NASA faces 'intelligent design' lawsuit
NASA's Jet Propulsion Laboratory has landed robotic explorers on the surface of Mars, sent probes to outer planets and operates a worldwide network of antennas that communicates with interplanetary spacecraft.
Its latest mission is defending itself in a workplace lawsuit filed by a former computer specialist who claims he was demoted — and then let go — for promoting his views on intelligent design, the belief that a higher power must have had a hand in creation because life is too complex to have developed through evolution alone.
David Coppedge, who worked as a "team lead" on the Cassini mission exploring Saturn and its many moons, alleges that he was discriminated against because he engaged his co-workers in conversations about intelligent design and handed out DVDs on the idea while at work. Coppedge lost his team lead title in 2009 and was let go last year after 15 years on the mission.
Opening statements are expected to begin Monday in Los Angeles Superior Court after two years of legal wrangling in a case that has generated interest among supporters of intelligent design. The Alliance Defence Fund, a Christian civil rights group, and the Discovery Institute, a proponent of intelligent design, are both supporting Coppedge's case.
"It's part of a pattern. There is basically a war on anyone who dissents from Darwin and we've seen that for several years," said John West, associate director of the Centre for Science and Culture at the Seattle-based Discovery Institute. "This is free speech, freedom of conscience 101."
The National Centre for Science Education, which rejects intelligent design as thinly veiled creationism, is also watching the case and has posted all the legal filings on its website.
"It would be unfortunate if the court took what seems to be a fairly straightforward employment law case and allowed it to become this tangled mess of trying to adjudicate scientific matters," said Josh Rosenau, NCSE's programs and policy director. "It looks like a pretty straightforward case. The mission that he was working on was winding down and he was laid off."
Claims religious discrimination
Coppedge's attorney, William Becker, says his client was singled out by his bosses because they perceived his belief in intelligent design to be religious. Coppedge had a reputation around JPL as an evangelical Christian and other interactions with co-workers led some to label him as a Christian conservative, Becker said.
In the lawsuit, Coppedge says he believes other things also led to his demotion, including his support for a state ballot measure that sought to define marriage as limited to heterosexual couples and his request to rename the annual holiday party a "Christmas party."
"David had this reputation for being a Christian, for being a practising one. He did not go around evangelizing or proselytizing.
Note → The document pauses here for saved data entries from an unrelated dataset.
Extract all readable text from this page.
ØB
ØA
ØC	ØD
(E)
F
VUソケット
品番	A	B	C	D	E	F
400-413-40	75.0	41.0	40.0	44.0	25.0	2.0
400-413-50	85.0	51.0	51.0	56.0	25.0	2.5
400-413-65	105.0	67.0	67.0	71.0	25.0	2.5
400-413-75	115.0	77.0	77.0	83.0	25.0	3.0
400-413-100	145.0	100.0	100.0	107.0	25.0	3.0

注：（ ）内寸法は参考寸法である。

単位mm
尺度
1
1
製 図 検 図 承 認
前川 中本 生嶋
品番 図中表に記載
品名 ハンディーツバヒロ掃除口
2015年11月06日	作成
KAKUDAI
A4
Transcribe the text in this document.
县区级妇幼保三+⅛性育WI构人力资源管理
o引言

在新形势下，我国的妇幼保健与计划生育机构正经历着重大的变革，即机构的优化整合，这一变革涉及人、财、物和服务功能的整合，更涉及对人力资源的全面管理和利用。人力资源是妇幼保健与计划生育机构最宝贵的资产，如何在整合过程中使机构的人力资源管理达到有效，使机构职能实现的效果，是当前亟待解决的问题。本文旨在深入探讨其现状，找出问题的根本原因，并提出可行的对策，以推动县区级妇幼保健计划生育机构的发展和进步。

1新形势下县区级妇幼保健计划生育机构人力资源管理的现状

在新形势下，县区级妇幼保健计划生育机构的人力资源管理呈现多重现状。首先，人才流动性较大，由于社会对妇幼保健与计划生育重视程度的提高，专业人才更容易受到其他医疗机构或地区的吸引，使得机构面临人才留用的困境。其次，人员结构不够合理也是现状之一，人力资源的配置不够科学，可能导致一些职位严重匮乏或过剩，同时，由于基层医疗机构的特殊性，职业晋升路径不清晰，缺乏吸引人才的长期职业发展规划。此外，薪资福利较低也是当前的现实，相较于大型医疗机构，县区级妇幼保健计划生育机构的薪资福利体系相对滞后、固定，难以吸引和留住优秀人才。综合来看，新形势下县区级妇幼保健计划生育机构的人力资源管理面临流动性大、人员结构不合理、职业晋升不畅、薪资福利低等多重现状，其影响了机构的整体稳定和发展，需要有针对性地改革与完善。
But if he found out that someone was a Christian he would say, 'Oh that's interesting, what denomination are you?"' Becker said.
"He's not apologizing for who he is. He's an evangelical Christian."
Lab claims co-workers harassed
In an emailed statement, JPL dismissed Coppedge's claims. In court papers, lawyers for the California Institute of Technology, which manages JPL for NASA, said Coppedge received a written warning because his co-workers complained of harassment. They also said Coppedge lost his "team lead" status because of conflicts with others.
Caltech lawyers contend Coppedge was one of two Cassini technicians and among 246 JPL employees let go last year due to planned budget cuts.
While the case has attracted interest because of the controversial nature of intelligent design, it is at its heart a straightforward discrimination case, said Eugene Volokh, a professor of First Amendment law at the University of California, Los Angeles School of Law.
"The question is whether the plaintiff was fired simply because he was wasting people's time and bothering them in ways that would have led him to being fired regardless of whether it was about religion or whether he was treated worse based on the religiosity of his beliefs," said Volokh. "If he can show that, then he's got a good case."
Coppedge, who began working for JPL as a contractor in 1996 and was hired in 2003, is active in the intelligent design sphere and runs a website that interprets scientific discoveries through the lens of intelligent design. His father authored an anti-evolution book and founded a Christian outreach group.
He is also a board member for Illustra Media, a company that produces video documentaries examining the scientific evidence for intelligent design. The company produces the videos that Coppedge was handing out to co-workers, said Becker, his attorney.
His main duties at JPL were to maintain computer networks and troubleshoot technical problems for the mission. In 2000, he was named "team lead," serving as a liaison between technicians and managers for nearly a decade before being demoted in 2009.
He sued in April 2010 alleging religious discrimination, retaliation and harassment and amended his suit to include wrongful termination after losing his job last year.
Coppedge is seeking attorney's fees and costs, damages for wrongful termination and a statement from the judge that his rights were violated, said Becker.